The top brass from several agencies gathered in Burlington on Monday to explain how a group of firefighters wound up in the hospital this weekend when a building collapsed as they were trying to revive a heart attack victim.
A total of seven firefighters suffered varying degrees of injury during this calamity, which occurred on Saturday evening after a man, who ultimately died on the scene, suffered a heart attack on the roof of an unfinished outbuilding at 557 Brycewood Drive.
According to Burlington’s fire department, personnel from multiple agencies were dispatched at 5:15 p.m. to this address in eastern Guilford County, which is located on the westernmost fringes of Burlington’s municipal limits. The first to arrive on the scene were members of Whitsett’s rural fire department, which has a long-standing agreement with Burlington to answer emergency calls on the city’s western periphery.
Having reached the scene within three minutes of dispatch, the fire company from Whitsett clamored onto the roof of the outbuilding to tend to the heart attack victim, who had apparently gone into cardiac arrest while helping the homeowner with the building’s construction.
These actions on the part of Whitsett’s firefighters were all done by the book, according to Daniel Shoffner, a battalion chief and public information officer for Burlington’s fire department.
“When dealing with a cardiac arrest victim,” Shoffner recalled during a news conference that Burlington’s fire department hosted on Monday, “what is of the utmost importance is administering chest compressions and delivering electric shocks via a defibrillator as quickly as possible, and that’s what these firefighters were aiming to do.”
The firefighters from Whitsett were soon joined by their counterparts from Burlington’s fire department as well as a rescue unit with Guilford County Emergency Services. Shoffner recalled that the first responders from Whitsett continued to apply chest compressions and electric shocks even as the later arrivals made preparations to move the patient off of the roof of the one-story structure.
It was at this critical juncture that the partially-completed outbuilding apparently lost its structural integrity.
“There was no precursor,” recalled Bobby Carmon, Guilford County’s interim fire marshal. “In talking to all the first responders who were on the scene, they were just doing their thing, and then all of a sudden…”
By the time the dust settled, four Whitsett firefighters had been injured, along with two members of the Guilford County rescue unit and one municipal fire fighter from Burlington.
Shoffner conceded that the Burlington firefighter ultimately fared better than his counterparts from the other agencies. Treated and released at the scene, this member of the city’s fire department was reportedly back on duty by the time that the agency’s higher ups convened their news conference on Monday.

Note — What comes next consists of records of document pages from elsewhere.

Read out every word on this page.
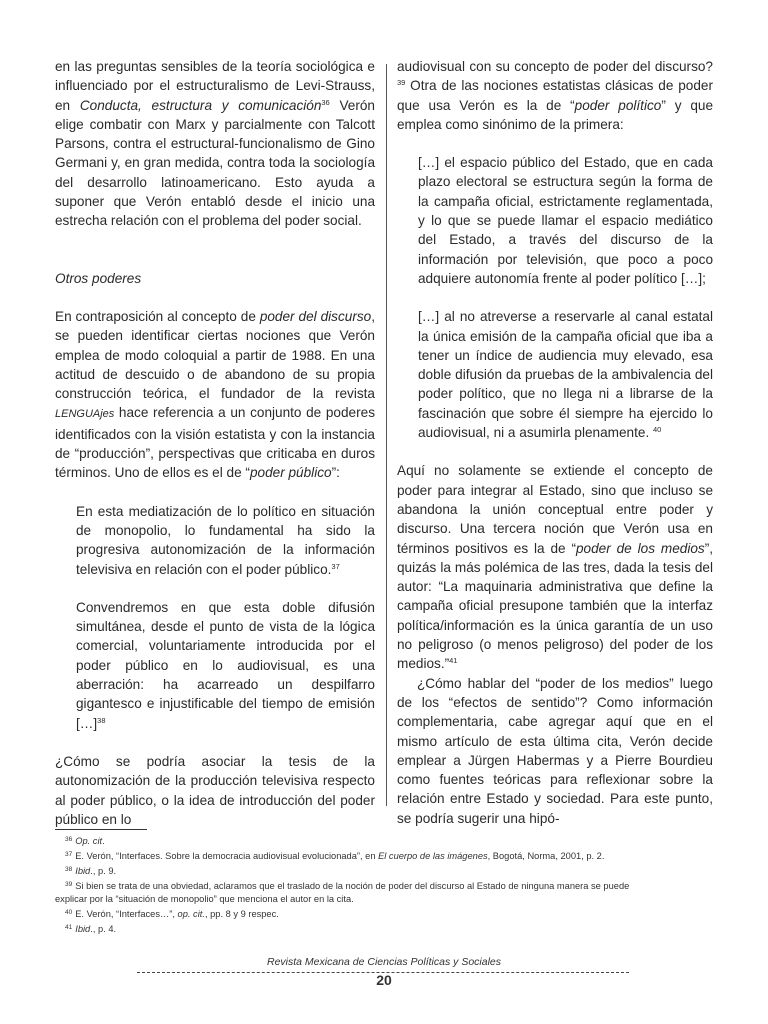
en las preguntas sensibles de la teoría sociológica e influenciado por el estructuralismo de Levi-Strauss, en Conducta, estructura y comunicación$^{36}$ Verón elige combatir con Marx y parcialmente con Talcott Parsons, contra el estructural-funcionalismo de Gino Germani y, en gran medida, contra toda la sociología del desarrollo latinoamericano. Esto ayuda a suponer que Verón entabló desde el inicio una estrecha relación con el problema del poder social.

Otros poderes

En contraposición al concepto de poder del discurso, se pueden identificar ciertas nociones que Verón emplea de modo coloquial a partir de 1988. En una actitud de descuido o de abandono de su propia construcción teórica, el fundador de la revista LENGUAjes hace referencia a un conjunto de poderes identificados con la visión estatista y con la instancia de “producción”, perspectivas que criticaba en duros términos. Uno de ellos es el de “poder público”:

En esta mediatización de lo político en situación de monopolio, lo fundamental ha sido la progresiva autonomización de la información televisiva en relación con el poder público.$^{37}$

Convendremos en que esta doble difusión simultánea, desde el punto de vista de la lógica comercial, voluntariamente introducida por el poder público en lo audiovisual, es una aberración: ha acarreado un despilfarro gigantesco e injustificable del tiempo de emisión […]$^{38}$

¿Cómo se podría asociar la tesis de la autonomización de la producción televisiva respecto al poder público, o la idea de introducción del poder público en lo

audiovisual con su concepto de poder del discurso?$^{39}$ Otra de las nociones estatistas clásicas de poder que usa Verón es la de “poder político” y que emplea como sinónimo de la primera:

[…] el espacio público del Estado, que en cada plazo electoral se estructura según la forma de la campaña oficial, estrictamente reglamentada, y lo que se puede llamar el espacio mediático del Estado, a través del discurso de la información por televisión, que poco a poco adquiere autonomía frente al poder político […];

[…] al no atreverse a reservarle al canal estatal la única emisión de la campaña oficial que iba a tener un índice de audiencia muy elevado, esa doble difusión da pruebas de la ambivalencia del poder político, que no llega ni a librarse de la fascinación que sobre él siempre ha ejercido lo audiovisual, ni a asumirla plenamente. $^{40}$

Aquí no solamente se extiende el concepto de poder para integrar al Estado, sino que incluso se abandona la unión conceptual entre poder y discurso. Una tercera noción que Verón usa en términos positivos es la de “poder de los medios”, quizás la más polémica de las tres, dada la tesis del autor: “La maquinaria administrativa que define la campaña oficial presupone también que la interfaz política/información es la única garantía de un uso no peligroso (o menos peligroso) del poder de los medios.”$^{41}$

¿Cómo hablar del “poder de los medios” luego de los “efectos de sentido”? Como información complementaria, cabe agregar aquí que en el mismo artículo de esta última cita, Verón decide emplear a Jürgen Habermas y a Pierre Bourdieu como fuentes teóricas para reflexionar sobre la relación entre Estado y sociedad. Para este punto, se podría sugerir una hipó-

$^{36}$ Op. cit.

$^{37}$ E. Verón, “Interfaces. Sobre la democracia audiovisual evolucionada”, en El cuerpo de las imágenes, Bogotá, Norma, 2001, p. 2.

$^{38}$ Ibid., p. 9.

$^{39}$ Si bien se trata de una obviedad, aclaramos que el traslado de la noción de poder del discurso al Estado de ninguna manera se puede

explicar por la “situación de monopolio” que menciona el autor en la cita.

$^{40}$ E. Verón, “Interfaces…”, op. cit., pp. 8 y 9 respec.

$^{41}$ Ibid., p. 4.

Revista Mexicana de Ciencias Políticas y Sociales
20
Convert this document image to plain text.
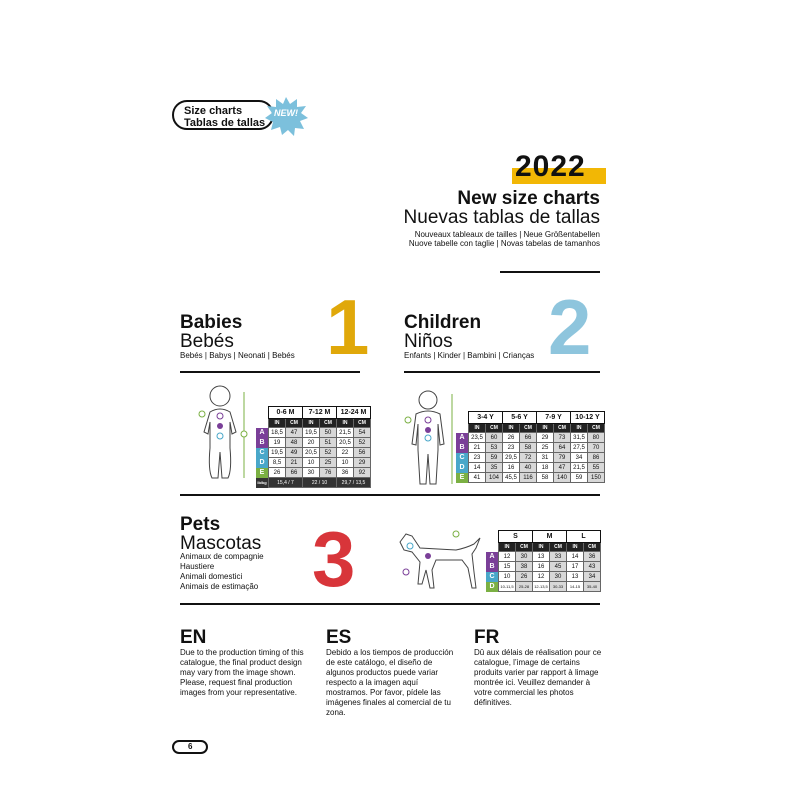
Size charts
Tablas de tallas
NEW!
2022
New size charts
Nuevas tablas de tallas
Nouveaux tableaux de tailles | Neue Größentabellen
Nuove tabelle con taglie | Novas tabelas de tamanhos
Babies
Bebés
Bebés | Babys | Neonati | Bebés 1 Children
Niños
Enfants | Kinder | Bambini | Crianças 2
	0-6 M		7-12 M		12-24 M	
	IN	CM	IN	CM	IN	CM
A	18,5	47	19,5	50	21,5	54
B	19	48	20	51	20,5	52
C	19,5	49	20,5	52	22	56
D	8,5	21	10	25	10	29
E	26	66	30	76	36	92
lb/kg	15,4 / 7		22 / 10		29,7 / 13,5	
	3-4 Y		5-6 Y		7-9 Y		10-12 Y	
	IN	CM	IN	CM	IN	CM	IN	CM
A	23,5	60	26	66	29	73	31,5	80
B	21	53	23	58	25	64	27,5	70
C	23	59	29,5	72	31	79	34	86
D	14	35	16	40	18	47	21,5	55
E	41	104	45,5	116	58	140	59	150
Pets
Mascotas
Animaux de compagnie
Haustiere
Animali domestici
Animais de estimação 3
		S		M		L	
	IN	CM	IN	CM	IN	CM
A	12	30	13	33	14	36
B	15	38	16	45	17	43
C	10	26	12	30	13	34
D	10-11,5	25-28	12-13,5	30-33	14-15	35-40
EN
Due to the production timing of this catalogue, the final product design may vary from the image shown. Please, request final production images from your representative.
ES
Debido a los tiempos de producción de este catálogo, el diseño de algunos productos puede variar respecto a la imagen aquí mostramos. Por favor, pídele las imágenes finales al comercial de tu zona.
FR
Dû aux délais de réalisation pour ce catalogue, l’image de certains produits varier par rapport à limage montrée ici. Veuillez demander à votre commercial les photos définitives.
6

In the meantime, the other six firefighters were rushed off to area hospitals with injuries that included a fractured wrist and a cut to the head. The most serious wounds were apparently sustained by a firefighter with Guilford County Emergency Services who, as of Monday, was still in the hospital, recovering from surgery that he had received after the accident. The other firefighters had been treated and released before Monday’s news conference began.
Shoffner noted that firefighters who weren’t injured in the building’s collapse rallied to the assistance of their injured comrades and took over the care of the heart attack victim. He insisted that this sort of devotion to duty is all in a day’s work for people in the firefighting profession.
“We’re all here to serve the public,” he added, “and even when something happens to us, we’re all going to pick up the pieces on the scene and do our best to continue serving the patient and look after each other.”
In this instance, the determination of Shoffner’s fellow firefighters apparently wasn’t enough to save the patient whose heart attack had prompted the original emergency call.
According to Kyle Paschal, a deputy fire chief with Guilford County Emergency Services, this 54-year-old man never regained consciousness despite the best efforts of emergency personnel.
“After the collapse, the patient was extricated from the debris, and resuscitative efforts were continued for approximately another 45 minutes,” he said. “The information we have is that the cause of the patient’s death was the cardiac issue [and not the building’s collapse].”